Warriors-ära endet: kerr verabschiedet sich mit tränen!

San Francisco – Ein Traum ist aus. Die Golden State Warriors, einst die unangefochtene Macht der NBA, sind in der entscheidenden Play-In-Partie gegen die Phoenix Suns mit 96:111 untergegangen. Damit ist das Ende einer Ära besiegelt, die den Basketballsport nachhaltig geprägt hat.

Ein abschied mit stil: kerrs emotionale geste

Die Niederlage war mehr als nur ein Ausscheiden aus den Playoffs. Sie markierte das Ende einer Dynastie, die zwischen 2015 und 2022 vier NBA-Titel in fünf Jahren feierte. In den letzten Momenten des Spiels zeigte Steve Kerr, der Trainer der Warriors, eine Szene, die die emotionale Last des Abschieds verdeutlichte. Er versammelte Stephen Curry, das unbestrittene Gesicht der Warriors-Ära, und Draymond Green, den unermüdlichen Kämpfer an seiner Seite, zu einem kleinen Kreis.
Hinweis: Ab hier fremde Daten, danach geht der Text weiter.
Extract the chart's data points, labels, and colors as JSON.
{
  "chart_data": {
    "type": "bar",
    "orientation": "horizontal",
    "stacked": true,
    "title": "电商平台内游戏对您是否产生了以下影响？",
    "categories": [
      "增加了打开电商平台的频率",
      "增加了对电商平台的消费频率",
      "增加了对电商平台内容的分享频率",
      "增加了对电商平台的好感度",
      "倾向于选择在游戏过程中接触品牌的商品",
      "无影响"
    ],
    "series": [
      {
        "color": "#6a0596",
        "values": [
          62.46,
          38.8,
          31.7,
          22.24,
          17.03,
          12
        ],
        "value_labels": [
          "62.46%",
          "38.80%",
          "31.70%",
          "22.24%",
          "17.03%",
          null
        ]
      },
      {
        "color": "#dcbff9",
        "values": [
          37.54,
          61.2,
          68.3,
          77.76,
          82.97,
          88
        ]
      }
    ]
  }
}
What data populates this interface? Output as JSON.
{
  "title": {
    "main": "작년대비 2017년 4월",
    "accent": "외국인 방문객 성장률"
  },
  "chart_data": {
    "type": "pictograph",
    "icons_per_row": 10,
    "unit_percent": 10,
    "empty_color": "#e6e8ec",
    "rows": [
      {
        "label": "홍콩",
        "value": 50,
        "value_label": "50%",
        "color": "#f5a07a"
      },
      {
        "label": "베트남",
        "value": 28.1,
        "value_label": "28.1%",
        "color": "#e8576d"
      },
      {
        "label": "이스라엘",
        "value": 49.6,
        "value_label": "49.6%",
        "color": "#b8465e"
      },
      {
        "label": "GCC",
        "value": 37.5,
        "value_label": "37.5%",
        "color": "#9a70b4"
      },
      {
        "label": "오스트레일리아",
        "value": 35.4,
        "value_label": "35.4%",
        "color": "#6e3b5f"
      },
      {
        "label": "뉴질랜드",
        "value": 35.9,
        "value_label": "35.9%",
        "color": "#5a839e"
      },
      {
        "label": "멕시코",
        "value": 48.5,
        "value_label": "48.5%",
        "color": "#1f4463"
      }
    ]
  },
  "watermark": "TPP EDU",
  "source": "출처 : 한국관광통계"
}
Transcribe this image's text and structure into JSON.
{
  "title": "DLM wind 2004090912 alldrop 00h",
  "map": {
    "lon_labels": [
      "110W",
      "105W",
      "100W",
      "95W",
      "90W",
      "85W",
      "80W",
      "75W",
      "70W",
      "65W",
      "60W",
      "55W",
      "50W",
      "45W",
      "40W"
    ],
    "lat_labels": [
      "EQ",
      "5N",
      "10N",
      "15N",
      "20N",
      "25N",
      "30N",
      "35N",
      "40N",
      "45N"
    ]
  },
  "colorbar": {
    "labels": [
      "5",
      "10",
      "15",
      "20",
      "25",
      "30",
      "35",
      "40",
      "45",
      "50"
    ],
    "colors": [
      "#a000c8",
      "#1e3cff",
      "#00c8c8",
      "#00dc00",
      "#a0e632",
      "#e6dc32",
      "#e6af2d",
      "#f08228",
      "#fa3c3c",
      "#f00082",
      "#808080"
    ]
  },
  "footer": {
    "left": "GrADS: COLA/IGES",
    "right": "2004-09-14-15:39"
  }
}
Ein kurzes Gespräch, ein Händedruck, eine Umarmung – und dann verließ Kerr das Spielfeld, wissend, dass ein Kapitel zu Ende geht.

Die Zahlen sprechen eine deutliche Sprache: Die Ära mit Curry, Green und Klay Thompson (der verletzungsbedingt nicht immer dabei war) war schlichtweg außergewöhnlich. In der regulären Saison seit 2014/15 verbuchten die Warriors eine Bilanz von 558 Siegen bei lediglich 217 Niederlagen – eine Erfolgsquote von beeindruckenden 72 Prozent.

Doch die Zeit vergeht unaufhaltsam. Curry, mit 38 Jahren immer noch einer der besten Spieler der Liga, steht vor dem Ende seiner Prime. Auch Green (36) und der verletzungsgeplagte Porzingis (dessen Einsatz gegen die Suns aufgrund einer Sprunggelenksblessur stark eingeschränkt war) müssen sich der Wahrheit stellen: Neue Spieler, neue Impulse sind notwendig, um in der NBA oben mitzuhalten.

Die Suns, angetrieben von einem herausragenden Jalen Green (36 Punkte, darunter 8 von 14 Dreiern) und Devin Booker (20 Punkte), ließen den Warriors kaum Luft zum Atmen. Schon im ersten Viertel, als Golden State vier Turnover produzierte, war der Ton des Spiels gesetzt. Die Warriors kämpften zwar, aber die Suns waren einfach entschlossener und effizienter.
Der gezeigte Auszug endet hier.